The Daily Gamecock

Staffer: Student Government found, hid forgotten codes establishing lower legislative body

Student files challenge seeking assembly of house of delegates

Student Government wants to overturn a recently discovered section of its legislative codes that would create a house of delegates consisting of representatives from student organizations, according to an unnamed member of the executive staff. The staffer also said SG sought to hide these codes from the general public and The Daily Gamecock.

But first, SG must defend itself in an organizational challenge — the SG equivalent of a lawsuit — filed by a student organization that says its constitutional rights are being breached by not allowing representatives to assemble and present legislation as part of the house of delegates.

Legislative codes 700 through 799, referred to as “the 700 codes,” define the house of delegates, which entitles every registered student organization to have one representative delegate. They were discovered by SG’s Constitutional Council during a legislative audit during the spring semester.

After the audit, the 113 pages of legislative codes were distributed to members of student senate, including Josh Snead, who represented the Darla Moore School of Business.

The general public was not made aware of these codes at the time. Until 8 p.m. Wednesday, the link to the codes on SG’s website led to a locked Google document, access to which had to be approved by an administrator. It was made public at the request of The Daily Gamecock and can be accessed through student senate’s webpage.
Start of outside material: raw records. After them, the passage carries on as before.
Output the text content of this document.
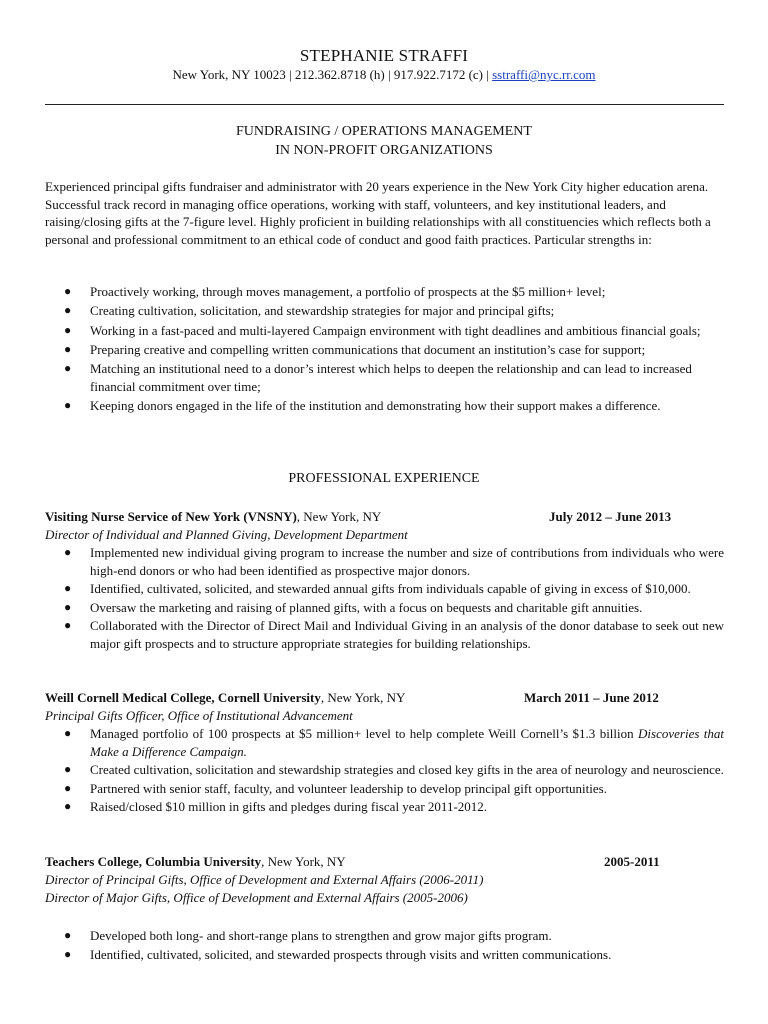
STEPHANIE STRAFFI
New York, NY 10023 | 212.362.8718 (h) | 917.922.7172 (c) | sstraffi@nyc.rr.com
FUNDRAISING / OPERATIONS MANAGEMENT
IN NON-PROFIT ORGANIZATIONS
Experienced principal gifts fundraiser and administrator with 20 years experience in the New York City higher education arena. Successful track record in managing office operations, working with staff, volunteers, and key institutional leaders, and raising/closing gifts at the 7-figure level. Highly proficient in building relationships with all constituencies which reflects both a personal and professional commitment to an ethical code of conduct and good faith practices. Particular strengths in:
● Proactively working, through moves management, a portfolio of prospects at the $5 million+ level;
● Creating cultivation, solicitation, and stewardship strategies for major and principal gifts;
● Working in a fast-paced and multi-layered Campaign environment with tight deadlines and ambitious financial goals;
● Preparing creative and compelling written communications that document an institution’s case for support;
● Matching an institutional need to a donor’s interest which helps to deepen the relationship and can lead to increased financial commitment over time;
● Keeping donors engaged in the life of the institution and demonstrating how their support makes a difference.
PROFESSIONAL EXPERIENCE
Visiting Nurse Service of New York (VNSNY), New York, NY	July 2012 – June 2013
Director of Individual and Planned Giving, Development Department
● Implemented new individual giving program to increase the number and size of contributions from individuals who were high-end donors or who had been identified as prospective major donors.
● Identified, cultivated, solicited, and stewarded annual gifts from individuals capable of giving in excess of $10,000.
● Oversaw the marketing and raising of planned gifts, with a focus on bequests and charitable gift annuities.
● Collaborated with the Director of Direct Mail and Individual Giving in an analysis of the donor database to seek out new major gift prospects and to structure appropriate strategies for building relationships.
Weill Cornell Medical College, Cornell University, New York, NY	March 2011 – June 2012
Principal Gifts Officer, Office of Institutional Advancement
● Managed portfolio of 100 prospects at $5 million+ level to help complete Weill Cornell’s $1.3 billion Discoveries that Make a Difference Campaign.
● Created cultivation, solicitation and stewardship strategies and closed key gifts in the area of neurology and neuroscience.
● Partnered with senior staff, faculty, and volunteer leadership to develop principal gift opportunities.
● Raised/closed $10 million in gifts and pledges during fiscal year 2011-2012.
Teachers College, Columbia University, New York, NY	2005-2011
Director of Principal Gifts, Office of Development and External Affairs (2006-2011)
Director of Major Gifts, Office of Development and External Affairs (2005-2006)
● Developed both long- and short-range plans to strengthen and grow major gifts program.
● Identified, cultivated, solicited, and stewarded prospects through visits and written communications.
When Snead, who is also president of the South Carolina E-Sports Club, felt that SG wouldn’t implement the 700 codes without an organizational challenge, he decided to file one.

“I submitted a formal request to the student body president this semester via email asking that Student Government execute the 700 codes in their entirety within the next 30 days, and I received no response,” the third-year international business and global supply chain operations and management student said. “So, that’s when I decided to submit an organizational challenge.”

The challenge requests the same thing. If Constitutional Council decides in Snead’s favor, the house of delegates must be convened.

Attorney General Devon Thurman has until Sept. 10 to file a formal response to the challenge, according to Chief Justice Donnie Iorio. After that, Constitutional Council must decide if the challenge has standing in accordance with SG’s constitution. If it does, a public hearing will take place and the council will decide whether SG must enact the 700 codes and call the house of delegates into session.

According to the current codes, any changes to the house of delegates would have to be approved by the body. After learning of the body’s existence, conversations among executive officers and staff focused on how to dissolve it, according to the executive staff member.

“It was immediately, ‘How do we kill it?’” the staff member said. “They don’t think it’s feasible. They are trying to dissolve it without it ever meeting.”

Ideas discussed in meetings of executive officers and staff included filing a constitutional challenge against the codes with the goal of having them stricken by the Constitutional Council or calling a meeting of the house of delegates consisting of only delegates who would vote to dissolve the body, the staff member said.

But Snead said SG should have called the house of delegates into session as soon as the codes were discovered.

“It’s a worthy conversation to have whether or not it would be good, but what matters is what’s currently in the codes,” Snead said. “If anyone currently in SG has an issue with the codes, they have a right to challenge exactly what codes they believe to be invalid.”

According to SG’s legislative codes, all codes must be carried out as written, even if undergoing a constitutional challenge, which would force Constitutional Council to rule on their constitutionality.

Outreach to and engagement with student organizations was an overarching theme in the last round of SG elections. However, members of SG’s executive branch do not believe the house of delegates would be an effective tool for this, the staff member said.

“It was a conversation of ‘I don’t think we can logistically do it. You don’t want to get people’s hopes up by promising this and having it not work,’” the staff member said. “Student senate is accomplishing a lot of goals that the house of delegates would through different avenues right now.”

Snead said the house of delegates would not only enhance legislation related to funding student organizations and the relationship between SG and USC’s student groups, but would make SG more representative of the student body.

“Because it is such a grassroots body, your average, everyday student has the opportunity to get involved in this process without having to commit the time to elections or committee meetings,” Snead said. “You have a process that can give a voice to more relevant legislative issues. It would legitimize Student Government and give them the legitimacy to say we actually represent the everyday student. The everyday student doesn’t walk through the Campus Life Center or submit legislation to Student Government. The average student spends time thinking about what they care about most in their life.”

Student Body President Chase Mizzell, Student Body Vice President Ryan Bailey, and Chief Justice Donnie Iorio would not comment on the case, pending Thurman’s response.

But, for now, there’s only one thing Snead really wants.

“Carry out the codes,” he said. “That’s all we’re asking.”